Are you velcro or Teflon when it comes to emotional eating
Yesterday I woke up tired and cranky. It took such an effort to crawl out of bed. My usual porridge looked so unappetising, that I left the house without eating breakfast. The trains were delayed and I got into town late adding to my bad mood. By 11 o’clock I was starving so I ate a yummy looking croissant to cheer myself up. There were queues everywhere and it really got under my skin. When someone queue-barged, I gave them a piece of my mind (not like me at all). My bad mood continued all day and by the time I got home I was exhausted and fed up. The first thing I did was reach for the wine and a packet of crisps.
There I was, fed up, cranky, tired, frustrated… and I turned to food. Does this make me an emotional eater (and drinker)?
Everyone (and I mean everyone) has bad days, but how frequently we have them and how intense they are is individual. It is very easy for us to think negatively (sticking to us like velcro) and harder for us to turn these negative emotions to positive one (repelling them like teflon). Emotions are expressed physically – when we are anxious our heart rate increases, when we are angry our face gets hot.. This is unconscious and not in our control. If we don’t resolve our feelings, these physical reactions continue, and in the long term can affect our health. And the same happens with our mind. If we prevent ourselves from ‘feeling’, it puts us under stress, which again affects our health.

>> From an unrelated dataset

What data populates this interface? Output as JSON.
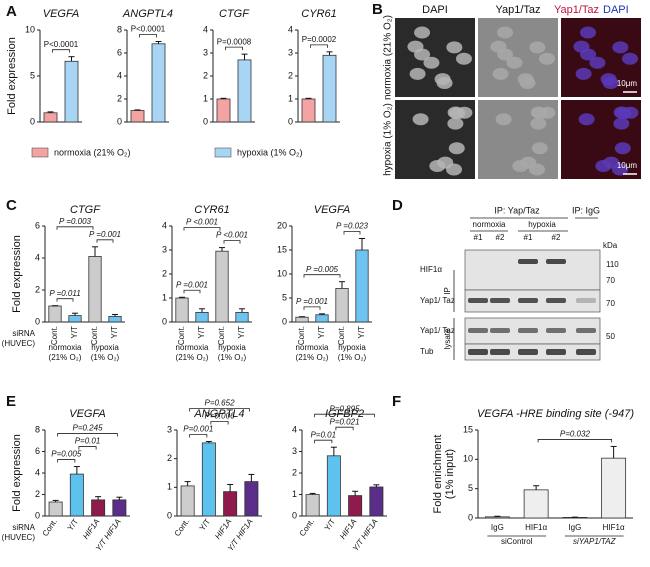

How we cope with low mood also differs between us. Are you one of those who relieves stress with a run, or finds that snuggling under the duvet for an hour can change how you feel about things? Many of us turn to food as our coping strategy. But when does reaching for the occasional sticky bun when we need comfort, turn into a problem that can affect our health and wellbeing?
If you listen to the self-help gurus, the answer is to change your negative thoughts to positive ones. But telling yourself that you are going to have a good day, when you know it’s going to be hell on earth, doesn’t make the stress go away. This is when we often turn to food to comfort us and to help us cope. But when does the odd foray into a bag of donuts become emotional eating? Eating is a very effective coping strategy for coping with emotions. It’s always accessible, it’s delicious and enjoyable and in the moment it works. It becomes a problem when it is the main/only strategy that you have.